Tout fait. Se détourner de ce qui est tout fait et donné : idées, concepts, théories. Lui préférer ce qui est construit. On doit pouvoir évoluer, changer, professer – voir « Dynamique ».

Universel. Toujours contre le particulier, oppressant. L’universel est tout fait. L’universel, il faut le faire. La raison cherche l’universel, contre la différence.

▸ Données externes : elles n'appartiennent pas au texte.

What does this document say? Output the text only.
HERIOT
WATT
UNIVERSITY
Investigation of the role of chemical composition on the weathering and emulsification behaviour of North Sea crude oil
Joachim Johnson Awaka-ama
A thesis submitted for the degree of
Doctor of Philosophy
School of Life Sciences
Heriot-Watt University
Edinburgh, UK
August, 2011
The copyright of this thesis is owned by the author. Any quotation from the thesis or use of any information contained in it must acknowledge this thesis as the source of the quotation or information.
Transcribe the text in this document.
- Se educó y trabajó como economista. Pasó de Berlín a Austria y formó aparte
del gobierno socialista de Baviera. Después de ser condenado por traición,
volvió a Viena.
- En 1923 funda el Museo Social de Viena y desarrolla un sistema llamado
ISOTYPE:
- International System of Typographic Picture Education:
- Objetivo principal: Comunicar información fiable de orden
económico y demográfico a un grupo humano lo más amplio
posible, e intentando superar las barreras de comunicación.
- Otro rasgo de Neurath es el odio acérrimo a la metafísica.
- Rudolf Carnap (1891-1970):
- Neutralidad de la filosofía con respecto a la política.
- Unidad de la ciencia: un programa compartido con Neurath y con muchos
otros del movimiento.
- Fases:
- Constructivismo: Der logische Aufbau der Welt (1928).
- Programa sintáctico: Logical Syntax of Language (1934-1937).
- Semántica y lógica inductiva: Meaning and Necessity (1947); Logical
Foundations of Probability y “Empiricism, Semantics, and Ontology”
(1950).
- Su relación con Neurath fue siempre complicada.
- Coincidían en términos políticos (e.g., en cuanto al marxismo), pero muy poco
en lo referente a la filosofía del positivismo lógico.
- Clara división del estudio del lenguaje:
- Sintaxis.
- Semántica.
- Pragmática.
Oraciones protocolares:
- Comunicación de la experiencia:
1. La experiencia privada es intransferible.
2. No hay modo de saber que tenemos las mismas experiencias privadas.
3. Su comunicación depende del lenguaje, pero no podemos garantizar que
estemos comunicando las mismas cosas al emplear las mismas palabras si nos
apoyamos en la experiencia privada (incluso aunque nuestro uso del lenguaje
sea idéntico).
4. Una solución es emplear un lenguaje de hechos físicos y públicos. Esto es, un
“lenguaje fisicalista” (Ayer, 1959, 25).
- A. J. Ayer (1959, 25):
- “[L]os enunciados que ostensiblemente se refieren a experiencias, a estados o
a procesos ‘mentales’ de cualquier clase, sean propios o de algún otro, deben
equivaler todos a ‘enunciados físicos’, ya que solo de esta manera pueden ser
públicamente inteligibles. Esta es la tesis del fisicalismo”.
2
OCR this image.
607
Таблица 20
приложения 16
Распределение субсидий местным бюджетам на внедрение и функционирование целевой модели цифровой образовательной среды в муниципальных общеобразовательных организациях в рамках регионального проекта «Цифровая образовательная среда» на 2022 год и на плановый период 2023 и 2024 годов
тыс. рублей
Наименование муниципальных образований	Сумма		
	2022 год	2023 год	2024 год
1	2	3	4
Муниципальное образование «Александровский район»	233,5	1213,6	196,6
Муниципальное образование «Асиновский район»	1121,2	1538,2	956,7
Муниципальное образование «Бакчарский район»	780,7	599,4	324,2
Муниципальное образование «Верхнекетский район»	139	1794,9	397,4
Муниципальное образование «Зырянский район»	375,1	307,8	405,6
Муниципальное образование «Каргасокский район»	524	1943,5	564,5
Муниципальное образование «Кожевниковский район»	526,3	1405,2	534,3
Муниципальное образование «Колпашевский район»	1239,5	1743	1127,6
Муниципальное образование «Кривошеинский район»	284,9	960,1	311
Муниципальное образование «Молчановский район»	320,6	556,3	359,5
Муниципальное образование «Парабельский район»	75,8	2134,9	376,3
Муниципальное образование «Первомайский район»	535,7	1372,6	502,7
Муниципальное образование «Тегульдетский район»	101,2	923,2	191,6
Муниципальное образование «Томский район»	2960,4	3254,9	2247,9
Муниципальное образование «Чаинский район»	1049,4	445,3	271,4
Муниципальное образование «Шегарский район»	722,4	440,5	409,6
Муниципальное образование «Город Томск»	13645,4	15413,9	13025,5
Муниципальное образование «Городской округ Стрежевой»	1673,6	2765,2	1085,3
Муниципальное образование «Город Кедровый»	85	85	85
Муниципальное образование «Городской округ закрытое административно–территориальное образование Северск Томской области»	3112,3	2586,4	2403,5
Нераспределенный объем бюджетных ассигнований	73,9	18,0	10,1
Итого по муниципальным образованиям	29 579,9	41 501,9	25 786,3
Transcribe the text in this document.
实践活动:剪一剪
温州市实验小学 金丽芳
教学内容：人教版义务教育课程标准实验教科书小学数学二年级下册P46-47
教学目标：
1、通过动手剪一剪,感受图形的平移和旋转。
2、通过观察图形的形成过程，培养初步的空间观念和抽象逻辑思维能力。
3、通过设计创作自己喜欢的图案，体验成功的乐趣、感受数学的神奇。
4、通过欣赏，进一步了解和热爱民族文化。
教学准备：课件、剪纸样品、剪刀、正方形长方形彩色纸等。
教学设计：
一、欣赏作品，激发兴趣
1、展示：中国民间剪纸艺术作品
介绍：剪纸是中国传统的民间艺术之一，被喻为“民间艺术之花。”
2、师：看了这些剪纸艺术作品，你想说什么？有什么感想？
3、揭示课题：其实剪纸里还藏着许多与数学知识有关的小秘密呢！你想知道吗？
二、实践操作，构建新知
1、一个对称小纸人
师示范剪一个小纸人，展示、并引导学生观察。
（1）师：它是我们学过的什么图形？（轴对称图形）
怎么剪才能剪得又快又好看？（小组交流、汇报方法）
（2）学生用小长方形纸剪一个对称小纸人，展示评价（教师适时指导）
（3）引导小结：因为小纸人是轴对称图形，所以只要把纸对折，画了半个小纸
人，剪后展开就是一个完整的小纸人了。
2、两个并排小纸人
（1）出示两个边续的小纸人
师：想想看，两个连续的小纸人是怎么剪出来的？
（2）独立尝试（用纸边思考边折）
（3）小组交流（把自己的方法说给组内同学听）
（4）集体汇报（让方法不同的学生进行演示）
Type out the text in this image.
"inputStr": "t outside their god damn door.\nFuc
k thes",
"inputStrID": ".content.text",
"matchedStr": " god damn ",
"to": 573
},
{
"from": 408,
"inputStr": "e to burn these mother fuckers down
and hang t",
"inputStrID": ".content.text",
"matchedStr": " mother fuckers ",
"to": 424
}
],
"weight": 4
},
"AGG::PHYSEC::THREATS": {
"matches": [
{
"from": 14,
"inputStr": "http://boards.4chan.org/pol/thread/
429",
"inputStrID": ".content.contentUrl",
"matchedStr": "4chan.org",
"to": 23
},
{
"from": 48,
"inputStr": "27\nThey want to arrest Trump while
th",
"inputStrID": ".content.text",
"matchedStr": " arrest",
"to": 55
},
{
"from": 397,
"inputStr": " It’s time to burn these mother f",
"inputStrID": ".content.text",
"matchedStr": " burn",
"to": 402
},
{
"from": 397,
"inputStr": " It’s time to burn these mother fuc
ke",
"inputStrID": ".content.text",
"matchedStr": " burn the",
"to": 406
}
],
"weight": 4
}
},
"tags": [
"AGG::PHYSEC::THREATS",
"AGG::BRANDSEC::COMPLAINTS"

Vérité.Toujours bonne à dire. S’en méfier. Souvent préférable de la cacher et de mentir. Tous ceux qui s’en réclament ne la cherchent pas toujours, et même souvent la trahissent. Idéal creux et pompeux, brandi par ceux qui ont une conception obsolète de la science. Ne se réduit à pas grand-chose : quelle différence entre affirmer une chose et affirmer qu’elle est vraie ? Est toujours relative et particulière. Ceux qui se réclament d’une vérité universelle ne font que cacher leur volonté de puissance.

Vie. La seule vraie valeur, le seul vrai critère de vérité.

Wittgenstein. « Une régression de la philosophie, un système de terreur, la pauvreté instaurée en grandeur. » (Deleuze)

Extrait inédit du Manuel rationaliste de survie, de Pascal Engel, qui vient de paraître aux éditions Agone.